Happy Fibonacci Number Day!
Scientists and Mathematicians celebrate this day today because of the first four numbers in the Fibonacci sequence, 1-1-2-3, or 11-23, November 23rd. This is a pattern which begins with either a 0 or 1 and adds the last two number to get the next number in the sequence. 0-1-1-2-3-5-8-13-21-34-55-89-144…
You can figure this out for yourself: 0+1=1 1+1=2 1+2=3 2+3=5 3+5=8
It is also said that these number come up in nature. Some examples being the branches of a tree, the arrangements of leaves on a stem, the fruit sprouts of a pineapple, the flowering of an artichoke, the uncurling of a fern, and the arrangement of a pine cone.

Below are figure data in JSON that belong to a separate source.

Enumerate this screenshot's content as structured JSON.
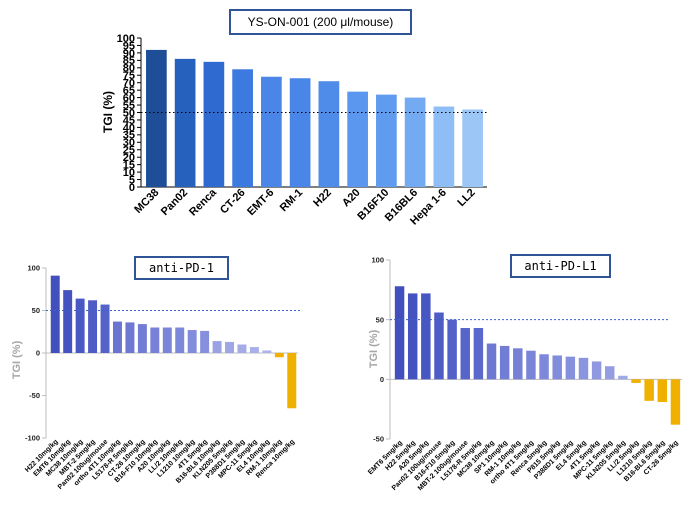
{
  "chart_data": [
    {
      "type": "bar",
      "title": "YS-ON-001 (200 μl/mouse)",
      "ylabel": "TGI (%)",
      "ylim": [
        0,
        100
      ],
      "yticks": [
        0,
        5,
        10,
        15,
        20,
        25,
        30,
        35,
        40,
        45,
        50,
        55,
        60,
        65,
        70,
        75,
        80,
        85,
        90,
        95,
        100
      ],
      "reference_line": 50,
      "categories": [
        "MC38",
        "Pan02",
        "Renca",
        "CT-26",
        "EMT-6",
        "RM-1",
        "H22",
        "A20",
        "B16F10",
        "B16BL6",
        "Hepa 1-6",
        "LL2"
      ],
      "values": [
        92,
        86,
        84,
        79,
        74,
        73,
        71,
        64,
        62,
        60,
        54,
        52
      ],
      "colors": [
        "#1f4e99",
        "#2661bd",
        "#2e6ad0",
        "#3d7ae0",
        "#4a86e8",
        "#4a86e8",
        "#4f8be9",
        "#5b97ee",
        "#5f9bee",
        "#74aaf2",
        "#8fbdf5",
        "#9cc6f6"
      ]
    },
    {
      "type": "bar",
      "title": "anti-PD-1",
      "ylabel": "TGI (%)",
      "ylim": [
        -100,
        100
      ],
      "yticks": [
        100,
        50,
        0,
        -50,
        -100
      ],
      "reference_line": 50,
      "categories": [
        "H22 10mg/kg",
        "EMT6 10mg/kg",
        "MC38 10mg/kg",
        "MBT-2 5mg/kg",
        "Pan02 100ug/mouse",
        "ortho 4T1 10mg/kg",
        "L5178-R 5mg/kg",
        "CT-26 10mg/kg",
        "B16-F10 10mg/kg",
        "A20 10mg/kg",
        "LL/2 10mg/kg",
        "L1210 10mg/kg",
        "4T1 5mg/kg",
        "B16-BL6 10mg/kg",
        "KLN205 5mg/kg",
        "P388D1 5mg/kg",
        "MPC-11 5mg/kg",
        "EL4 10mg/kg",
        "RM-1 10mg/kg",
        "Renca 10mg/kg"
      ],
      "values": [
        91,
        74,
        64,
        62,
        57,
        37,
        36,
        34,
        30,
        30,
        30,
        27,
        26,
        14,
        13,
        10,
        7,
        3,
        -5,
        -65
      ],
      "colors": [
        "#4150bd",
        "#4453c0",
        "#4a58c4",
        "#4e5cc6",
        "#5462c9",
        "#6a75d2",
        "#6d78d3",
        "#717cd5",
        "#7681d7",
        "#7a85d9",
        "#7e88da",
        "#828cdc",
        "#8690dd",
        "#9aa2e4",
        "#9ea6e5",
        "#a4abe7",
        "#a9b0e9",
        "#aeb4eb",
        "#f0b000",
        "#f0b000"
      ]
    },
    {
      "type": "bar",
      "title": "anti-PD-L1",
      "ylabel": "TGI (%)",
      "ylim": [
        -50,
        100
      ],
      "yticks": [
        100,
        50,
        0,
        -50
      ],
      "reference_line": 50,
      "categories": [
        "EMT6 5mg/kg",
        "H22 5mg/kg",
        "A20 5mg/kg",
        "Pan02 100ug/mouse",
        "B16-F10 5mg/kg",
        "MBT-2 100ug/mouse",
        "L5178-R 5mg/kg",
        "MC38 10mg/kg",
        "SP1 10mg/kg",
        "RM-1 10mg/kg",
        "ortho 4T1 5mg/kg",
        "Renca 5mg/kg",
        "P815 5mg/kg",
        "P388D1 5mg/kg",
        "EL4 5mg/kg",
        "4T1 5mg/kg",
        "MPC-11 5mg/kg",
        "KLN205 5mg/kg",
        "LL/2 5mg/kg",
        "L1210 5mg/kg",
        "B16-BL6 5mg/kg",
        "CT-26 5mg/kg"
      ],
      "values": [
        78,
        72,
        72,
        56,
        50,
        43,
        43,
        30,
        28,
        26,
        24,
        21,
        20,
        19,
        18,
        15,
        11,
        3,
        -3,
        -18,
        -19,
        -38
      ],
      "colors": [
        "#4150bd",
        "#4453c0",
        "#4756c2",
        "#4e5cc6",
        "#5260c8",
        "#5765ca",
        "#5a68cc",
        "#6d78d3",
        "#717cd5",
        "#7580d6",
        "#7a85d9",
        "#7e88da",
        "#828cdc",
        "#8690dd",
        "#8a94df",
        "#8f98e1",
        "#949de2",
        "#a0a8e6",
        "#f0b000",
        "#f0b000",
        "#f0b000",
        "#f0b000"
      ]
    }
  ]
}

(Source: Wikipedia http://en.wikipedia.org/wiki/Fibonacci_number)
And so today, in celebration of the Fibonacci Number Sequence, I bring you: a pinecone, a tree, and an artichoke.
Penguin and Pinecone written and illustrated by Salina Yoon (2012)

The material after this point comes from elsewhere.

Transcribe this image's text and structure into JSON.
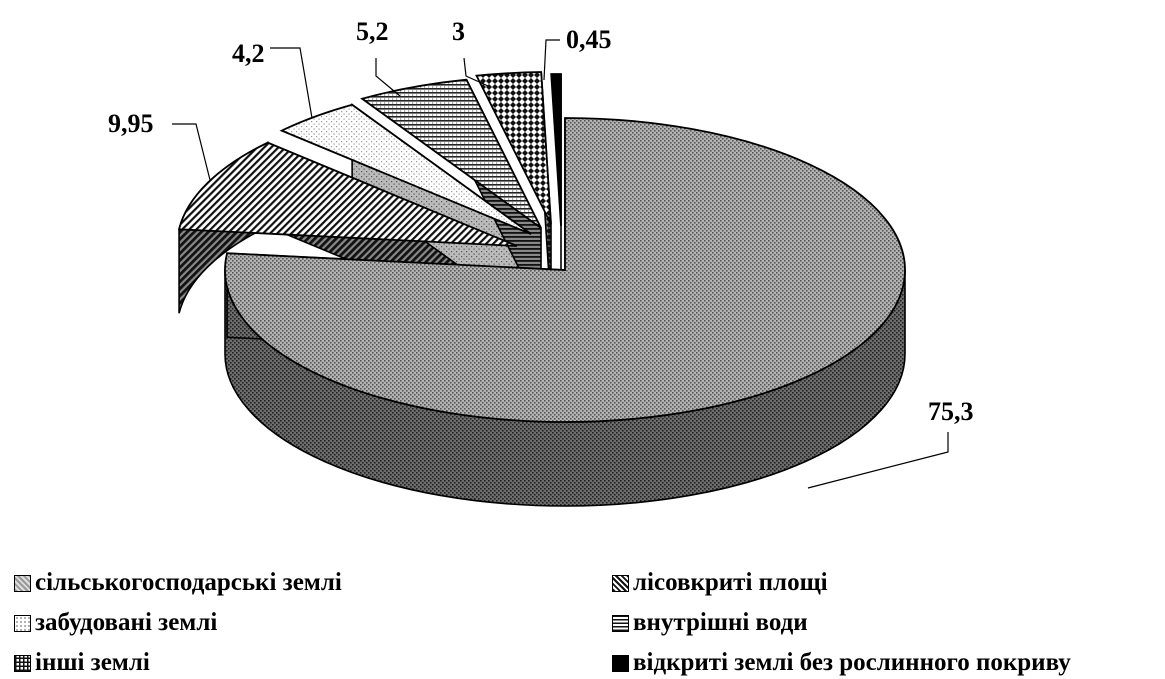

One day Penguin found something. It was too hard to be food and too prickly to be an egg. It wasn’t a snowball but it was cold. So Penguin got busy and knit his new friend a beautiful orange scarf to match his own. But his friend was still cold. Grandpa told Penguin that his friend was a pinecone and that it belonged in a forest far away. So Penguin packed his sled and pulled Pinecone all the way home. He made a soft nest for his friend and set stones in the shape of a heart around pinecone. Then he went back to his own home and thought about Pinecone growing bigger and stronger. Penguin packed his sled again and returned to the forest. There growing with the tall pine trees was one wearing an orange scarf just like his, surrounded by stones in the shape of a heart. Penguin and Pinecone played and played. And although Penguin eventually had to go home and leave Pinecone behind, he knew they would always be close in each other’s hearts.

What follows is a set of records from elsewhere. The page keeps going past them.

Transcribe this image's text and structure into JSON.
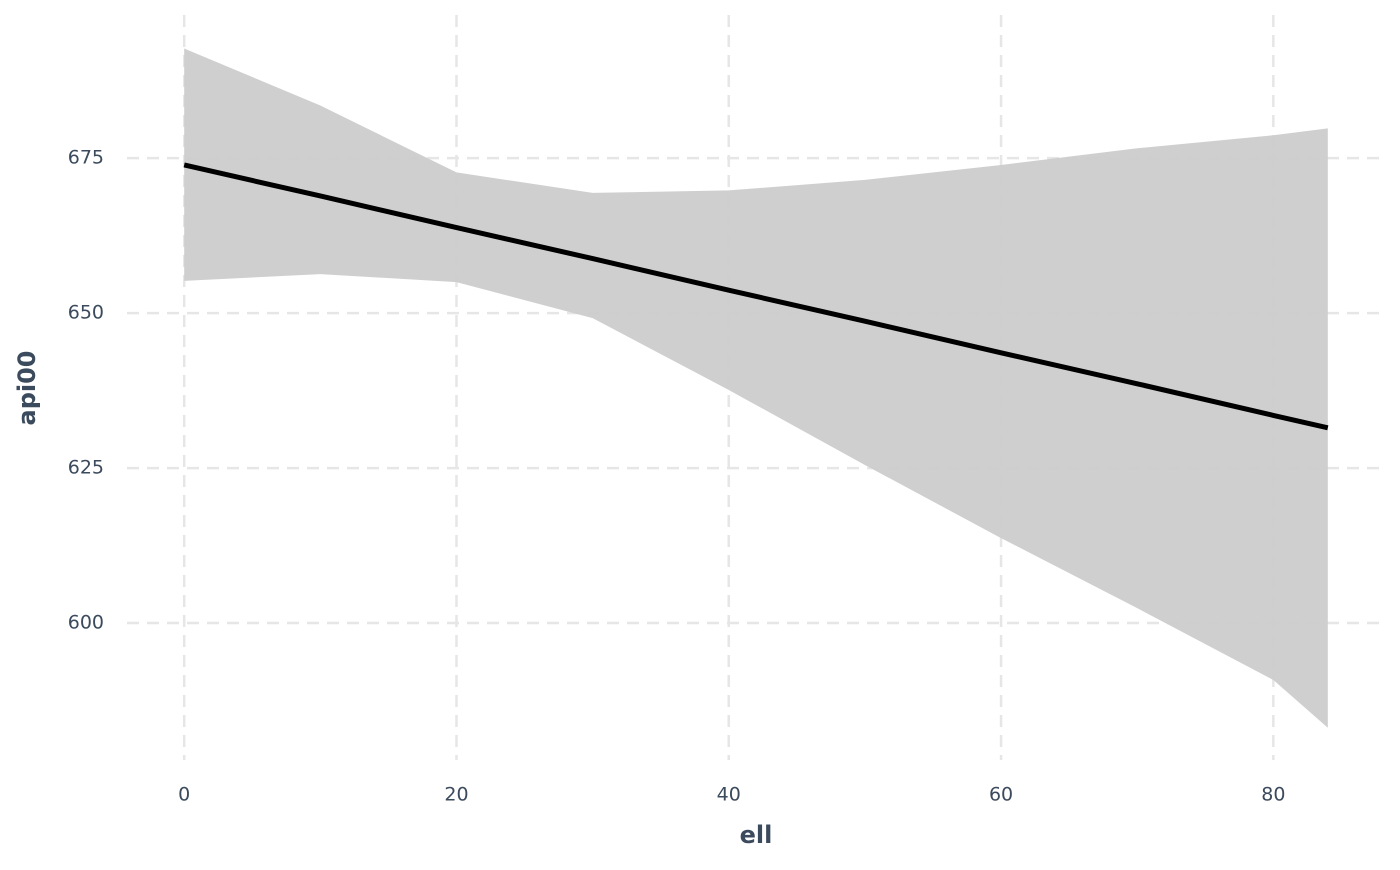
{
  "chart_data": {
    "type": "line",
    "x_label": "ell",
    "y_label": "api00",
    "x": [
      0,
      10,
      20,
      30,
      40,
      50,
      60,
      70,
      80,
      84
    ],
    "series": [
      {
        "color": "#000000",
        "values": [
          673.9,
          668.9,
          663.8,
          658.8,
          653.7,
          648.7,
          643.6,
          638.6,
          633.5,
          631.5
        ]
      }
    ],
    "band": {
      "color": "#cccccc",
      "upper": [
        692.7,
        683.5,
        672.7,
        669.4,
        669.8,
        671.5,
        673.9,
        676.6,
        678.7,
        679.8
      ],
      "lower": [
        655.2,
        656.3,
        655.0,
        649.2,
        637.6,
        625.5,
        613.7,
        602.4,
        590.8,
        583.1
      ]
    },
    "xlim": [
      -4.2,
      88.2
    ],
    "ylim": [
      577.9,
      698.1
    ],
    "xticks": [
      0,
      20,
      40,
      60,
      80
    ],
    "yticks": [
      600,
      625,
      650,
      675
    ],
    "grid": true
  }
}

This Tree Counts! written by Alison Formento and illustrated by Sarah Snow (2010)
Mr. Tate teaches his class about the importance of trees before each student plants his or her tree in the school yard. From the one large tree in the yard, Mr. Tate has the children count one owl, two spider webs, etc. Then he talks about how trees clean the air for us to breathe, gives us shade on a hot day, and provide wood for homes, guitars, furniture, paper etc. Then Mr. Tates counts as ten children plant new trees in a straight line. Before the class leaves, one students says goodbye to the old oak tree and tells it to have fun with its new friends. The big tree waved, and the ten small trees waved also.
Artichoke boy loves artichokes. He has artichoke eyes, nose, hair, ears, elbow, knees. He takes artichoke baths, eats artichoke dinners, rides artichoke sleds, and has artichoke ice cream. He has an artichoke mother, father, and sister. But as much as he loves artichokes, he loves his family best.